Adoption and Spiritual Formation

I really appreciated John’s post on Wednesday about narrative spiritual formation. I think he is right about the way the story of Jesus is told in the Christian calendar and how that annual journey through the story shapes our lives.

Spiritual formation is the theme of Lent and, for those of our readers who don’t follow The Surprising God blog too closely, I want to draw your attention to a great link on spiritual formation that Ted  Johnston posted there last Tuesday.

The link is to an article by Julie Canlis called Calvin’s Institutes: A Primer for Spiritual Formation. Ted’s posting prompted several comments from different readers, including me, and I’d be very interested to hear comments from you guys about what you think of the article.

If you’re like me you usually think of Calvin in terms of dogmatic theology, not spiritual formation. What is remarkable about Julie’s short article is that she shows how Calvin, as a pastor, was deeply concerned about spiritual formation and rooted his thinking on the subject in the Trinity and in Adoption. That’s right – adoption! In fact, Julie makes this soul-thrilling statement:

Calvin jumps headlong into this world of God’s love, and our being caught up in it, by use of one word: adoption.
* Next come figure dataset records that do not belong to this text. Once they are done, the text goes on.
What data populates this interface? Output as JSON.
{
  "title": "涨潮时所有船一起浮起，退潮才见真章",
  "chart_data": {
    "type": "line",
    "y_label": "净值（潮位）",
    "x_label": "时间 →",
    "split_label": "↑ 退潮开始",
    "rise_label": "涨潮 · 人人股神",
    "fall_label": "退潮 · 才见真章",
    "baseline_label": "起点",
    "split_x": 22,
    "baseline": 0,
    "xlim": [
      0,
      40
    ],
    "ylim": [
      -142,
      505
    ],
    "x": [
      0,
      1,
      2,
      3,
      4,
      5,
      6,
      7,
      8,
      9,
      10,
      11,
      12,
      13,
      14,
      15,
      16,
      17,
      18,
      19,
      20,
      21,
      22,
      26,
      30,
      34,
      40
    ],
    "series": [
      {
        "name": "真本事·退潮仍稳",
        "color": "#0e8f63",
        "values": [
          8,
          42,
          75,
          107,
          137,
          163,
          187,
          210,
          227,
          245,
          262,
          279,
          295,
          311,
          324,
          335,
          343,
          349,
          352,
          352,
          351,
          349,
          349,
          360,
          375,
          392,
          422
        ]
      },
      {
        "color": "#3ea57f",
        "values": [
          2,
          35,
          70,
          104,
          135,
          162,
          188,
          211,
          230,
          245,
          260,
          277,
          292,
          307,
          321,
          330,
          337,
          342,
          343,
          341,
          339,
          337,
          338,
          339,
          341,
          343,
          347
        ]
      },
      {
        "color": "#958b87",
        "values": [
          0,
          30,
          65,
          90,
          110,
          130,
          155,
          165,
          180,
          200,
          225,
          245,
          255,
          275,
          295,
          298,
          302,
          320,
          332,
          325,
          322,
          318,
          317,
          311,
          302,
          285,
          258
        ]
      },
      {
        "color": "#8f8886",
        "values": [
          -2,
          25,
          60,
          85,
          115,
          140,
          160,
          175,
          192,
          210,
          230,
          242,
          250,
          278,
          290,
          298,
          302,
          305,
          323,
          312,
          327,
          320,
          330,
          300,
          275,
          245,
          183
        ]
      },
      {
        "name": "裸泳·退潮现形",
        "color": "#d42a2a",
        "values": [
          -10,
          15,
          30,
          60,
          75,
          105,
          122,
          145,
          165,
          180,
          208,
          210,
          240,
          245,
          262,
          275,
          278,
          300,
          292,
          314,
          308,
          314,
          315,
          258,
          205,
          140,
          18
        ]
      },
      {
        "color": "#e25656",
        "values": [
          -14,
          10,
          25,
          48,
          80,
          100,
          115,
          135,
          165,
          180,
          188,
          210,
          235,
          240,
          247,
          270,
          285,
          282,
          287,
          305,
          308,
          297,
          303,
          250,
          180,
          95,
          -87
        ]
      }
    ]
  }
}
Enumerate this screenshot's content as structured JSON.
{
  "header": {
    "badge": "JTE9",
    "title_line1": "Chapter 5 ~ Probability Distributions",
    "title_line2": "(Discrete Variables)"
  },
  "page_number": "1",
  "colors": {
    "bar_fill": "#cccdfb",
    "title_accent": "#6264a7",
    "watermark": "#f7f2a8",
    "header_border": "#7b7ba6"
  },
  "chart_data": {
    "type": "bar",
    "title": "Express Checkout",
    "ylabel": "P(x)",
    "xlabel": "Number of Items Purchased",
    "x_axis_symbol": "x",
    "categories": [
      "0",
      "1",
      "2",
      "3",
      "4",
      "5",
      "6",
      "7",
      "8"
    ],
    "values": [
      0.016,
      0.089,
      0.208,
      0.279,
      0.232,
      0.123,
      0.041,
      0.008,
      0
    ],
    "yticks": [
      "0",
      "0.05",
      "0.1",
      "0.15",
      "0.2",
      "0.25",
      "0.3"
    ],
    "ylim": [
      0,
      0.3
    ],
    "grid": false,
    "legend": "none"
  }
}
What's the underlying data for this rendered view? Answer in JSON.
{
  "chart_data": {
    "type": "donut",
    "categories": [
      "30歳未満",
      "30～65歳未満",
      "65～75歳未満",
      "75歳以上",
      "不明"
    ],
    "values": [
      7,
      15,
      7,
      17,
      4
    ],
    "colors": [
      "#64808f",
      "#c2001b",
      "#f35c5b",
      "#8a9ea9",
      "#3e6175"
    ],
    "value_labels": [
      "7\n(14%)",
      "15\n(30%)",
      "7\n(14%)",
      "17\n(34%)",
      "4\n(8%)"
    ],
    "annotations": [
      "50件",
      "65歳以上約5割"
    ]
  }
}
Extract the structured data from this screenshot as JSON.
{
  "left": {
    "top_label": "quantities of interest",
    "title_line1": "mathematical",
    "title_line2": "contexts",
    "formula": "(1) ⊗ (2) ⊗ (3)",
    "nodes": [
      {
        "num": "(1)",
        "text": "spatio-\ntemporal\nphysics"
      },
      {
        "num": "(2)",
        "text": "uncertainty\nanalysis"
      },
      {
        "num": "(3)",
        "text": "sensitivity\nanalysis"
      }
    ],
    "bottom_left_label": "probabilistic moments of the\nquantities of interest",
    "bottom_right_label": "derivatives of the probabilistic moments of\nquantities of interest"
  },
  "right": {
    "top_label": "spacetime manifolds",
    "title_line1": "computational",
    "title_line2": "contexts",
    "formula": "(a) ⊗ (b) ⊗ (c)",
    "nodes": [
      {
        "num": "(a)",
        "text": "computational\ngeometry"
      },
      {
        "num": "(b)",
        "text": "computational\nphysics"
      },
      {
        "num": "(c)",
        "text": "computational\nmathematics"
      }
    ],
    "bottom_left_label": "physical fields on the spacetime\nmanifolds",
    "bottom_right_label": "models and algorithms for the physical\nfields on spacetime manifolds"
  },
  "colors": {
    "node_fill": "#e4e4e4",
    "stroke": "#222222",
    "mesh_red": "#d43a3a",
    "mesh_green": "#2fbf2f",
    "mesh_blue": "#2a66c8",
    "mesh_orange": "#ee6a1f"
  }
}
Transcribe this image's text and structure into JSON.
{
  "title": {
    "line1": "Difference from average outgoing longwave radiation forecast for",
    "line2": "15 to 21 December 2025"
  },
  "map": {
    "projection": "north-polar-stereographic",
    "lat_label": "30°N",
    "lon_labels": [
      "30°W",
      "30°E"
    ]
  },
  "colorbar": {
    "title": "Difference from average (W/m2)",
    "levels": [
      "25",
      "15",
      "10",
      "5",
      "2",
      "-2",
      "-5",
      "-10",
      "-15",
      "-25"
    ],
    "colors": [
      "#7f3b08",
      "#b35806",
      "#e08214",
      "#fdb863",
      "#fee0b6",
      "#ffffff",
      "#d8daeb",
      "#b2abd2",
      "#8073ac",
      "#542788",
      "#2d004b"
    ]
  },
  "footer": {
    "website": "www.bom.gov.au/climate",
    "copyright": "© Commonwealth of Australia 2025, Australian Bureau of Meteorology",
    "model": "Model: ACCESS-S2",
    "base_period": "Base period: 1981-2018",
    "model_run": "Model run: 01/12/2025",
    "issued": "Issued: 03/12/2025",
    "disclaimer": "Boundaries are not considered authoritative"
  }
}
Although he is best known for his formulation of justification, I believe his insistence upon “adoption” best captures the big picture of his theology. Historically, justification has been used in a limited way, primarily having to do with the event of Christ on the cross. By use of the word adoption, Calvin can communicate not only the miracle of our justification but also that for which we have been saved. Spiritual formation begins with this question: for what (and for whom) have we been saved? And Calvin is quite explicit that we have been saved not only from sin but also for a life of trust, joy, and intimacy as God’s own children. What is more, Calvin takes his cues for this life on earth from the hypostatic union: Jesus’ own intimacy with God, by the Spirit. The remarkable thing is that Calvin sees Jesus’ sonship—his life of intimacy with his Father—as being offered to us through the Spirit. It is not a nice “picture” for us to strive after. Instead, it is the reality into which we, unsuspecting, have been inserted. [emphasis is mine]

As you might guess, I am planning to go read a lot more of Calvin in the coming weeks. I do have one reservation though: Julie never makes it clear whether she believes that all humanity has been inserted “unsuspecting” into the Father/Son relationship (as I think) or whether it is only an elect portion of humanity that has been inserted. My guess – and this is really just a guess – is that she thinks it is only the elect, and I believe this is what Calvin thought as well. My guess is that Augustine still rules the roost on these subjects!

But even if that is so, I am still thrilled to see someone talking about Adoption and Spiritual Formation together. I’ll be interested to hear what you guys think.

~ Jonathan Stepp

3 comments so far

  1. Pat Ballard on

    After spending over 7 years watching a close friend devour all things “Calvin” and all those who follow the Calvin doctrines, and watching this friend go from a standpoint of “Jesus died for all mankind” to a “Jesus died for the elect,” standpoint, I have no doubt that you’ll find John Calvin’s writings are meant for the elect “few,” not all mankind.


  2. shackbible on

    My semi-educated understanding of Calvin is that his doctrines of election and limited atonement were his clumsy way of avoiding universalism. He saw clearly that faith does not change God’s attitude toward us. Calvin felt the need to avoid unversalism, so he judged that atonement must not be universal, i.e., God’s attitude toward some people is not love. This doctrinal arrangement makes it possible to avoid universalism while affirming that Christ’s work on the cross to be 100% effective (for those few it was meant to be effective for).

    I think Calvin can be intructive for us IF we make a small (but important) re-arrangement in our mental furniture. As a possible rule of thumb, can we take his statements about the elect, and apply them to all people, while understanding the effect that belief and non-believe have on those people?

  3. Pastor Jonathan on

    Pat, sorry to hear about your friend, I’m sure that was a painful experience for you!
    John, as usual I’m amazed at how you can summarize a complex situation so well. I think your take on why Calvin said what he said is right on the money.